Reputation: 20150
I have the following xml:
<text>test<br/><br/><a href="/nature/19700707">All you need to know about British birds.</a><br/></text>
I am wishing to set the whole content of the tag <text>
to 11111
I'm using pythong and lxml and the following are my codes:
import nltk
import lxml.etree as le
current_file = '/Users/noor/Dropbox/apps/APIofLife/src/clear_description/bird.rdf'
f = open(current_file,'r')
doc=le.parse(f)
for elem in doc.xpath("//text"):
elem.text = "11111"
f.close()
f = open(current_file,'w')
f.write(le.tostring(doc))
f.close()
However, after running the above codes, my results are:
<text>11111<br/><br/><a href="/nature/19700707">All you need to know about British birds.</a><br/></text>
I want to know why the whole content of the tag <text>
has not been changed to 11111
Upvotes: 1
Views: 145
Reputation: 369134
According to lxml.etree._Element
documentation, text
property correspond to the text before the first subelement.
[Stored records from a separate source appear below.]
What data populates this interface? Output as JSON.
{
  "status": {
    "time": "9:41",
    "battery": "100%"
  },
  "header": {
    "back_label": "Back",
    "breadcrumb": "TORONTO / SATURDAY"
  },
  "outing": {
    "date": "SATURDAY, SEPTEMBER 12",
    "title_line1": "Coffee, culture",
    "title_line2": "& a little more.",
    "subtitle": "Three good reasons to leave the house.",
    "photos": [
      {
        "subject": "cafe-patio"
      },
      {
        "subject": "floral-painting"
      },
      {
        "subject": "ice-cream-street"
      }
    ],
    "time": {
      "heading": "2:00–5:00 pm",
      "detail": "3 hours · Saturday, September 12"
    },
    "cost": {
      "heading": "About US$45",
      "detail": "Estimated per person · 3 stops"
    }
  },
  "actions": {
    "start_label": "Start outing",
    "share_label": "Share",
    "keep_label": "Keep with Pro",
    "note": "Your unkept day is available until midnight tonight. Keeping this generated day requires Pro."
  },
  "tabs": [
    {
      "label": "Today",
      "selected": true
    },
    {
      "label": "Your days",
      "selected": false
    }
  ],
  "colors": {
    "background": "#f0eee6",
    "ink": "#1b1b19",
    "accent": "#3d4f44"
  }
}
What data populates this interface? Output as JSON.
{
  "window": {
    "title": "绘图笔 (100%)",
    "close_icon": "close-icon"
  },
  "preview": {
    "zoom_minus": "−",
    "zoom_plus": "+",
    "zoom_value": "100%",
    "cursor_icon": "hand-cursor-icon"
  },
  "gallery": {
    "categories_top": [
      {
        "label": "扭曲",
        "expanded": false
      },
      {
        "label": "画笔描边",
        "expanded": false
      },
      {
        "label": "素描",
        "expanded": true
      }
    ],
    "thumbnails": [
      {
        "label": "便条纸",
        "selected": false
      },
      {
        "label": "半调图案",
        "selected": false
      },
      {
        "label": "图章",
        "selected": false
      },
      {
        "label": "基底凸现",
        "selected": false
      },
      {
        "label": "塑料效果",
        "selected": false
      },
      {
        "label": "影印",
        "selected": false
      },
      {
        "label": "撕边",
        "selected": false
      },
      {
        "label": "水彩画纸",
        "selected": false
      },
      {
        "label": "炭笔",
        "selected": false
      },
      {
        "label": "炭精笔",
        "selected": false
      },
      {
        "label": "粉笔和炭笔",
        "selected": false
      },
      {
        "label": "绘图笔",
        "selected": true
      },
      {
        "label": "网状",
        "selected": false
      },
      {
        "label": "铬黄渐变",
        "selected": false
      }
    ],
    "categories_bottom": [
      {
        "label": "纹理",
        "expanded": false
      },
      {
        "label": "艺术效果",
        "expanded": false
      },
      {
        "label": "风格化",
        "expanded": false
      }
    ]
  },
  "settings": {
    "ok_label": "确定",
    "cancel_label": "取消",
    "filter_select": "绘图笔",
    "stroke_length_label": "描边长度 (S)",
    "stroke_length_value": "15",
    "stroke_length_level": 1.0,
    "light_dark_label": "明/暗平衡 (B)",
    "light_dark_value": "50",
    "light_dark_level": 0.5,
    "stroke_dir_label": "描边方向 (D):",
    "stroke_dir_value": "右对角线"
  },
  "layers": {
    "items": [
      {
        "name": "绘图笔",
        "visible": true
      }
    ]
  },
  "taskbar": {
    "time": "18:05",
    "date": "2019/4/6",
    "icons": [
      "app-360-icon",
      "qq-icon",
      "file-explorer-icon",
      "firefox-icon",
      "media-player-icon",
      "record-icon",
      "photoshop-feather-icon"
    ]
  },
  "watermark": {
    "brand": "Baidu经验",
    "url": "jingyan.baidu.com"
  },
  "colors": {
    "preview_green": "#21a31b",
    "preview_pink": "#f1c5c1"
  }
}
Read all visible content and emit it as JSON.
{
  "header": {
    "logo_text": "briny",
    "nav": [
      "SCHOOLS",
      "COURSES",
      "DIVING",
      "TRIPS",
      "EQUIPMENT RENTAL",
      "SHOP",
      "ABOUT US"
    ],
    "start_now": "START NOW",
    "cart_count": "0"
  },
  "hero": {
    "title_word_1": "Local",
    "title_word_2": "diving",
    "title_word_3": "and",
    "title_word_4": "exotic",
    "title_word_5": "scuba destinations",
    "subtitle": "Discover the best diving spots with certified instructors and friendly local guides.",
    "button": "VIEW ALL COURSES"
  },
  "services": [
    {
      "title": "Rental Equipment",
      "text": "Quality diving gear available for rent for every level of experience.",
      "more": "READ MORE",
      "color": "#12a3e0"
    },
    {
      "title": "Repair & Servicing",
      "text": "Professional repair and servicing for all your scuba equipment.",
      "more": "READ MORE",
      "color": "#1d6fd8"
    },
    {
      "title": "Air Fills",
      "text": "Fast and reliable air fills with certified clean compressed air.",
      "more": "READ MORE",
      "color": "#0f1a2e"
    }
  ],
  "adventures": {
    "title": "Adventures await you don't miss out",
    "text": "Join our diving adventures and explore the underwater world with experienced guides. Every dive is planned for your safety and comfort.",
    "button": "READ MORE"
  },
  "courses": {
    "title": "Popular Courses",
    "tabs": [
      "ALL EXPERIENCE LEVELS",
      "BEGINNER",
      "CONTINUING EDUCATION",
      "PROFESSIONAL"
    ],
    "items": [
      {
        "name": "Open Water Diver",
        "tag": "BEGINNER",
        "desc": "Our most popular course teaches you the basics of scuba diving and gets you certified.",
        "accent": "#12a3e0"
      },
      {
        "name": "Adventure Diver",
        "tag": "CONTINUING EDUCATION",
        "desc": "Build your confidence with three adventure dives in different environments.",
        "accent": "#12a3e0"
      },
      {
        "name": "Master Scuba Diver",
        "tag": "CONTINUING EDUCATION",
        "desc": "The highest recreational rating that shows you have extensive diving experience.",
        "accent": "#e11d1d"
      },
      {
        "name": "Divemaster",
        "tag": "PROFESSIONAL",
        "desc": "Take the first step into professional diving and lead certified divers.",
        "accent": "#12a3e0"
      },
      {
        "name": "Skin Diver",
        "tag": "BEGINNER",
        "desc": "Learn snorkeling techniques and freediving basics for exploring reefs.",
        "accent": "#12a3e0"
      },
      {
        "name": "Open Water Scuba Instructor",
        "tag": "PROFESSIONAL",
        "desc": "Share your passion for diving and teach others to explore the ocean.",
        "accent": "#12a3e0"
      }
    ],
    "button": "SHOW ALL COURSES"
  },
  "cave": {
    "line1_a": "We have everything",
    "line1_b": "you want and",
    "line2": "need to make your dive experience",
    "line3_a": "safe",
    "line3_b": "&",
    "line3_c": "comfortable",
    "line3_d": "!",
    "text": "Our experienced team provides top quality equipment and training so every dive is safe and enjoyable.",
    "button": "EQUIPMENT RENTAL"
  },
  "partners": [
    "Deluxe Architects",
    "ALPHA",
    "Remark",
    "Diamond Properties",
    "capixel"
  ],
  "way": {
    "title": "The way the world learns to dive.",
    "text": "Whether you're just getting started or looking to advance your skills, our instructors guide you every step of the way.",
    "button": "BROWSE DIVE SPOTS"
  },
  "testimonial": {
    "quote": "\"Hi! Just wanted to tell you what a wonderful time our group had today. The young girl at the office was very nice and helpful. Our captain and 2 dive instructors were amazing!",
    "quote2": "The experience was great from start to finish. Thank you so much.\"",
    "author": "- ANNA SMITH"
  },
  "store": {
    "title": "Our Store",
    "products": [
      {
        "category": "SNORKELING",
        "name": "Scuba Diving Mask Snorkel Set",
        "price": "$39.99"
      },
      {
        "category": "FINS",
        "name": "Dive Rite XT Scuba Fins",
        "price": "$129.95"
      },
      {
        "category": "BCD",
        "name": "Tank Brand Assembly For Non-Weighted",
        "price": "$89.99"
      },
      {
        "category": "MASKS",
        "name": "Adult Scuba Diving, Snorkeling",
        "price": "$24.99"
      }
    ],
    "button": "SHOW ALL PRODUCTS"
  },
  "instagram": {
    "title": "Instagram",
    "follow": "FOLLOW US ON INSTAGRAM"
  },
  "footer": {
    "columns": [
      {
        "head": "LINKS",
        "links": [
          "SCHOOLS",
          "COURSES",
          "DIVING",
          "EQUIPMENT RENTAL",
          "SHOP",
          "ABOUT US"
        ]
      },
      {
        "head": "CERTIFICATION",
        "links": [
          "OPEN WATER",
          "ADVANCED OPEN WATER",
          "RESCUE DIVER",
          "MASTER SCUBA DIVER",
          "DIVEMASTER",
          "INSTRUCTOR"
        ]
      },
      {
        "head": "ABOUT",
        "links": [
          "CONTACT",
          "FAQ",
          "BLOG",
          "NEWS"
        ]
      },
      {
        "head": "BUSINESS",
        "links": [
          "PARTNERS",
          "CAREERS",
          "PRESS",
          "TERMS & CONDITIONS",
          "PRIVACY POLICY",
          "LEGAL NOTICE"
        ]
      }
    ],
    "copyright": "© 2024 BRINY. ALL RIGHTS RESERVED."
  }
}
You need to delete sub elements:
>>> import lxml.etree as le
>>>
>>> root = le.fromstring('''<text>test<br/><br/>
... <a href="/nature/19700707">All you need to know about British birds.</a>
... <br/></text>''')
>>> for elem in root.xpath("//text"):
... elem.text = '1111'
... del elem[:] # <----------
...
>>> le.tostring(root)
'<text>1111</text>'
Upvotes: 1